Dalam rekaman tersebut, terlihat pihak yang menghalangi menyatakan bahwa pria itu tidak layak menunaikan salat di masjid tersebut karena bukan pengikut LDII dan sebelumnya pernah menyebut ajaran LDII “sesat.” Ucapan yang diduga terekam dalam video tersebut berbunyi: “Kalau dibilang LDII sesat, kenapa mau salat di masjid LDII?”
Pria yang terekam dalam video kemudian mencoba mempertahankan haknya untuk beribadah. Ia menegaskan bahwa meskipun ia berbeda pandangan terhadap ajaran LDII, ia tetap seorang muslim yang hanya ingin menjalankan kewajiban salat. Ia juga menyoroti bahwa tidak seharusnya seseorang ditolak dari rumah ibadah hanya karena perbedaan paham atau aliran.

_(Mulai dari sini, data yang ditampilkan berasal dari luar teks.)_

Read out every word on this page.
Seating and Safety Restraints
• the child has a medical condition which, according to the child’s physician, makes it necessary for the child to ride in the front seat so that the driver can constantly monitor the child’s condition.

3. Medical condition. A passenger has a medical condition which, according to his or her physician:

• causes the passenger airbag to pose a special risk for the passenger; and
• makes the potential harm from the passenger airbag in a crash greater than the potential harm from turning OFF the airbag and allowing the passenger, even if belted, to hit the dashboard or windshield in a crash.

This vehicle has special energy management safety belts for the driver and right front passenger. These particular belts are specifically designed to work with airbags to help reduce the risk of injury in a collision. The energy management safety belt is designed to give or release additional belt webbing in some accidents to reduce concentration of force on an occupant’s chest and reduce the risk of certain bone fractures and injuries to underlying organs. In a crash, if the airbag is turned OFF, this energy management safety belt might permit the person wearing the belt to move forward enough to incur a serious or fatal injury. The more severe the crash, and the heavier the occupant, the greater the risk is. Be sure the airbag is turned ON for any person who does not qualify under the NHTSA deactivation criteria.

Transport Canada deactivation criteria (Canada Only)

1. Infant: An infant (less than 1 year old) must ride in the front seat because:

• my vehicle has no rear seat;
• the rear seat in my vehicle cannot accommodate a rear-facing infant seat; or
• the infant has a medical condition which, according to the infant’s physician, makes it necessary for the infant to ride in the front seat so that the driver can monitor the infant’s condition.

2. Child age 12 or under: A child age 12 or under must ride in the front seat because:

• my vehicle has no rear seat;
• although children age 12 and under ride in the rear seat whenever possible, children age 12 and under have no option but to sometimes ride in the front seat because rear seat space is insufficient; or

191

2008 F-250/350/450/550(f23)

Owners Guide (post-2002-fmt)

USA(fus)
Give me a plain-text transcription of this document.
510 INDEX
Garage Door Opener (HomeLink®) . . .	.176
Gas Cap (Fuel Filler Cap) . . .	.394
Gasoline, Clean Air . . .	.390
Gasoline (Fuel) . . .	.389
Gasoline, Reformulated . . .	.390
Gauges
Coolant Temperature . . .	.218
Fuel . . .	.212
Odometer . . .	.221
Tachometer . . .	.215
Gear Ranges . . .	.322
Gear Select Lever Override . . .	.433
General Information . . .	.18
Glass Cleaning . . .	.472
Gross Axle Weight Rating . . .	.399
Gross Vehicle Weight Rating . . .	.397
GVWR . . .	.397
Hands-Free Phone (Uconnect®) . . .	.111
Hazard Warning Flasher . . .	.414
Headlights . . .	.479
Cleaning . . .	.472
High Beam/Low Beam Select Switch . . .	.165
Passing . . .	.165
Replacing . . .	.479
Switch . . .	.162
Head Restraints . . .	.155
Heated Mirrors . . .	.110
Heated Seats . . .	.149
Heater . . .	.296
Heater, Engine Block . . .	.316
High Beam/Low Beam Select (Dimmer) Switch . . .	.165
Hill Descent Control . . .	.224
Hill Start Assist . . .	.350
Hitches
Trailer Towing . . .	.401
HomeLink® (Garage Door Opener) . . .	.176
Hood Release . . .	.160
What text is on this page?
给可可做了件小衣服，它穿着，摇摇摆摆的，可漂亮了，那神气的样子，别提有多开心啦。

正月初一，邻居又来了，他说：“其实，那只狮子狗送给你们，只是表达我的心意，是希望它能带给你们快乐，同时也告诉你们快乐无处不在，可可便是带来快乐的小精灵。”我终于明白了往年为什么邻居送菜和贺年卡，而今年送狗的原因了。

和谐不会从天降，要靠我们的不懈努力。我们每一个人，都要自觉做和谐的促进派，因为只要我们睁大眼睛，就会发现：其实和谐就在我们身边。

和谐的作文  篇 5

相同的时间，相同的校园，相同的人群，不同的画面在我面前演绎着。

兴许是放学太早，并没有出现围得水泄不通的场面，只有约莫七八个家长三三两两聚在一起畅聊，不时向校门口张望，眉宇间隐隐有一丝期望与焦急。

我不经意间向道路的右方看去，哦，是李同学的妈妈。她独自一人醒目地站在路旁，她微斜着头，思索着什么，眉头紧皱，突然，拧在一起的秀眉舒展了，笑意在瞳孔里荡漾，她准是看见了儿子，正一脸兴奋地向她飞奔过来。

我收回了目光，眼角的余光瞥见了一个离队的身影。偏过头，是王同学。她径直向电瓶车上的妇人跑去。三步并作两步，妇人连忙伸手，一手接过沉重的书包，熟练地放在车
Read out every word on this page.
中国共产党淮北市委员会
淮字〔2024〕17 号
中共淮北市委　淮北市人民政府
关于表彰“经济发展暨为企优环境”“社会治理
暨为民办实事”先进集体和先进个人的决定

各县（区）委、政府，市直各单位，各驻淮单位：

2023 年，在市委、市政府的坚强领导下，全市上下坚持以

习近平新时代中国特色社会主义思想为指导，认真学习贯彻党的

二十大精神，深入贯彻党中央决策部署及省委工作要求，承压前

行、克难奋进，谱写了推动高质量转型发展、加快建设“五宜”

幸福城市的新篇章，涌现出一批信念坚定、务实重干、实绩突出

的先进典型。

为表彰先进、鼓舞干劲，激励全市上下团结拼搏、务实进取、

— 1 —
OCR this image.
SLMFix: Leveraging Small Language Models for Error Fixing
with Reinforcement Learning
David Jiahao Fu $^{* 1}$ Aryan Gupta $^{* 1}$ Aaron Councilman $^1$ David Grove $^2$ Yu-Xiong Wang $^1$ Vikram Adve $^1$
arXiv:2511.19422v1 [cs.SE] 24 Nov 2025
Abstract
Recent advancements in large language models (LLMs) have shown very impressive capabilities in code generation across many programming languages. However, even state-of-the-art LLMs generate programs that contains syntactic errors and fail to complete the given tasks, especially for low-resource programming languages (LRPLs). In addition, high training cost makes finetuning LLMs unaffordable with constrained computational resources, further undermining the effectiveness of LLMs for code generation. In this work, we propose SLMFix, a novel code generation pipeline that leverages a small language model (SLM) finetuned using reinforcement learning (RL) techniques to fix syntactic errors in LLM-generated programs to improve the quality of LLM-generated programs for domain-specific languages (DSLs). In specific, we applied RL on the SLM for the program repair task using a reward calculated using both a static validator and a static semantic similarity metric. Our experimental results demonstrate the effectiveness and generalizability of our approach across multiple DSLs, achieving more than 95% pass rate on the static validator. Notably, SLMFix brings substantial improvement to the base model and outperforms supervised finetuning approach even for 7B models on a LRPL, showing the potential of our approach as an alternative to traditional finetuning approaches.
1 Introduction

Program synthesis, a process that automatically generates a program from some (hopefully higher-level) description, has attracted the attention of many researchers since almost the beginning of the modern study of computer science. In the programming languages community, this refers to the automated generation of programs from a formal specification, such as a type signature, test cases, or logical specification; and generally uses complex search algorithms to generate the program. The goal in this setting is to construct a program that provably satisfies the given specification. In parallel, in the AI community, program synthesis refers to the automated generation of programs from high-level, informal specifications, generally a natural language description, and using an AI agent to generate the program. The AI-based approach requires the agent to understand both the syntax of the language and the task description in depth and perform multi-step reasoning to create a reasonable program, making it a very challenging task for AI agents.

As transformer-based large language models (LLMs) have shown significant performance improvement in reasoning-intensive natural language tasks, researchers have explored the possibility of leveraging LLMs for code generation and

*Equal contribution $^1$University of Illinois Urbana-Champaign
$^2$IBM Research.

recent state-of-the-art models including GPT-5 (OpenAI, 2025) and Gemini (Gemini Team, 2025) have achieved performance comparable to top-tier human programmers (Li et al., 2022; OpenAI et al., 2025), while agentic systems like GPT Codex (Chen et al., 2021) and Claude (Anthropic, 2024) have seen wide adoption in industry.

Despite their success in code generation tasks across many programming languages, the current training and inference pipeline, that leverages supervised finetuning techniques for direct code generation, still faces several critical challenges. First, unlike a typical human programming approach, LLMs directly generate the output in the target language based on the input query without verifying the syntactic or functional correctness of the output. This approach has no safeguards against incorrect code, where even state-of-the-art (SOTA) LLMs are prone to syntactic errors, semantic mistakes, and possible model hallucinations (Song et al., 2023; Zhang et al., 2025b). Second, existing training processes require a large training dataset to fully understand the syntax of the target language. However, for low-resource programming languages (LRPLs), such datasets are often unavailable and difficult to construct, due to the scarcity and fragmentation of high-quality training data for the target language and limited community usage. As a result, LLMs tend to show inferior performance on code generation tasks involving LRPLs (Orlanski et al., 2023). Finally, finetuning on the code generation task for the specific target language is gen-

Video tersebut kemudian menyebar luas ke berbagai platform media sosial dan memancing reaksi beragam dari netizen. Banyak warganet mengecam tindakan yang dianggap tidak mencerminkan nilai persaudaraan dalam Islam. Mereka menilai masjid seharusnya menjadi tempat ibadah yang inklusif dan terbuka bagi semua umat Islam tanpa membedakan aliran atau kelompok tertentu.
Namun, sebagian netizen juga berpendapat bahwa setiap organisasi atau kelompok keagamaan mungkin memiliki aturan internal masing-masing terkait kegiatan ibadah di fasilitas mereka, sehingga perlu dikaji lebih lanjut konteks aturan tersebut.
Peristiwa ini kembali membuka diskusi publik mengenai arti toleransi di ruang ibadah umat Islam dan pentingnya menjaga masjid sebagai tempat suci yang ramah bagi semua umat Islam.